El trabajo clínico con mujeres que han sobrevivido al incesto nos posiciona como terapeutas en la senda de la reescritura como modo de elaboración de una narrativa profundamente traumática. Estas experiencias traumáticas, a mi entender, han desencadenado catástrofes psíquicas con características diferenciales comparadas con cualquier otro suceso traumático vivido. En este sentido, un primer paso es poder trabajar con el proceso de la memoria: el rescate de lo que quedó fuera del relato, por escisión o por desmentida.
Uno de los primeros interrogantes que aparecen en este tipo de abordaje tiene que ver con la dificultad de testimoniar, de dar cuenta de lo vivido, de entender los efectos que estos sucesos catastróficos tuvieron en el psiquismo de estas mujeres y los efectos que ese testimonio tiene sobre quienes lo escuchan.

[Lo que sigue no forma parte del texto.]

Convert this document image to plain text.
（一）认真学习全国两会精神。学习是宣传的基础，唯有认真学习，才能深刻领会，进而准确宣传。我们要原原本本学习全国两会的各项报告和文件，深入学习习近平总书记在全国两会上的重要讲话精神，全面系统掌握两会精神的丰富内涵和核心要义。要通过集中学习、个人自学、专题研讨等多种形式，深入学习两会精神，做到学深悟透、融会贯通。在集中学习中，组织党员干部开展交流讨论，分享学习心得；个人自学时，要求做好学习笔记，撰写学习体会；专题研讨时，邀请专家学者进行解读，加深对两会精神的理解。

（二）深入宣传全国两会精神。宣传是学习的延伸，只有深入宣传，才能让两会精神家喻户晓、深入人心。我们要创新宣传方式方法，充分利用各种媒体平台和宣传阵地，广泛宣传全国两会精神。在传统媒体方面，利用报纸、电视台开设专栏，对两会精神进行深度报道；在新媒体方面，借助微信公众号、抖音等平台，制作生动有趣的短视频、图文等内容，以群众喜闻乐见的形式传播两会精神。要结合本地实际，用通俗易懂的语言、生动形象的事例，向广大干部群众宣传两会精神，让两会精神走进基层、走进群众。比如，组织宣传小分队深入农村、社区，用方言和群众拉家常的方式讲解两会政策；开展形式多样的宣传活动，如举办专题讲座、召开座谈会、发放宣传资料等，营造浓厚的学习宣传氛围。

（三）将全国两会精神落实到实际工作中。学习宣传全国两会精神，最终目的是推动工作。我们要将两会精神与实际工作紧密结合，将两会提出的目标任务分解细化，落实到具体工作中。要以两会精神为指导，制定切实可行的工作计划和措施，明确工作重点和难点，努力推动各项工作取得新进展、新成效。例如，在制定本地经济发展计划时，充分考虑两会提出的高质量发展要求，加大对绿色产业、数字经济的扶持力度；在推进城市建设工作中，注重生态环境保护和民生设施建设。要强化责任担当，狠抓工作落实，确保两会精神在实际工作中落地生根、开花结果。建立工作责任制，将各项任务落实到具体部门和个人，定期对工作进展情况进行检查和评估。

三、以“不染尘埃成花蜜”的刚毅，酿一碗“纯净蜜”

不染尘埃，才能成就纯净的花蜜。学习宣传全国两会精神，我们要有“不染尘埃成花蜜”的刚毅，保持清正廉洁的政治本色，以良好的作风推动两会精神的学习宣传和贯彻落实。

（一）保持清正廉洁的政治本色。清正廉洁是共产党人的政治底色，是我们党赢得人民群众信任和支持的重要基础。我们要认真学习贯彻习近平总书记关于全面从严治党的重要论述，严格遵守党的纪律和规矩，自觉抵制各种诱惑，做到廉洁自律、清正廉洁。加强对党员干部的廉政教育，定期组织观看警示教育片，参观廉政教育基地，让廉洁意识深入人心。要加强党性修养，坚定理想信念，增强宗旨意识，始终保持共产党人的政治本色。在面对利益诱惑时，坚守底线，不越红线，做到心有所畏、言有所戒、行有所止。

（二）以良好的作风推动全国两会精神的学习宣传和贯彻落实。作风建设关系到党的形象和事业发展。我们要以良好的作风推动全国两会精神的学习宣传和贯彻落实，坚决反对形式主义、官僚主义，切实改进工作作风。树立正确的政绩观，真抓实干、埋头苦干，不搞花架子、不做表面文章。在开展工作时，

¿Por qué la palabra “testimoniar”? A partir de los relatos de los sobrevivientes de campos de concentración nazi, y del magistral testimonio de Primo Levi en sus libros Si esto es un hombre y Los hundidos y los salvados, la acepción de testimonio ha cobrado mucho interés en la línea de análisis acerca de la veracidad de estos relatos, de la posibilidad de escuchar el horror, de los efectos que los testimonios a su vez han tenido. Los análisis en función de lo que se denomina “después de Auschwitz” me han permitido pensar acerca de otros testimonios, que históricamente han sido desmentidos, cuestionados o desvirtuados, en virtud de operaciones más políticas que analíticas. Muchas descripciones de sobrevivientes de los campos de concentración se asimilaban a lo que ocurre con las víctimas de violencia sexual; considero que en todo relato de personas sometidas a violencia social aparece este tipo de descripciones.
¿Por qué pensar el Holocausto para pensar estos temas? Porque me permite pensar en otras violencias sobre colectivos subordinados: el Holocausto es la muestra horrorosamente dimensionada de otros actos siniestros de la cultura.
Si en algún lugar lo que pasó en Auschwitz es del orden de lo indecible, ligado a lo siniestro por el imperativo de la destrucción del otro, ¿por qué no poder pensar en los otros indecibles, los que ocurren dentro de una familia? Estos ejemplifican el uso demencial y despótico del poder al servicio de la aniquilación de la subjetividad de la niña, lo otro, en este caso.
Trabajar sobre los relatos de los sobrevivientes del Holocausto, y también con lo que aconteció con las víctimas de terrorismo de Estado en la Argentina, me permitió pensar y comprender mejor las vivencias de las mujeres que han estado sometidas a prácticas incestuosas por algún adulto significativo de la familia, y, a partir de esta comprensión, estrategizar mejores abordajes clínicos.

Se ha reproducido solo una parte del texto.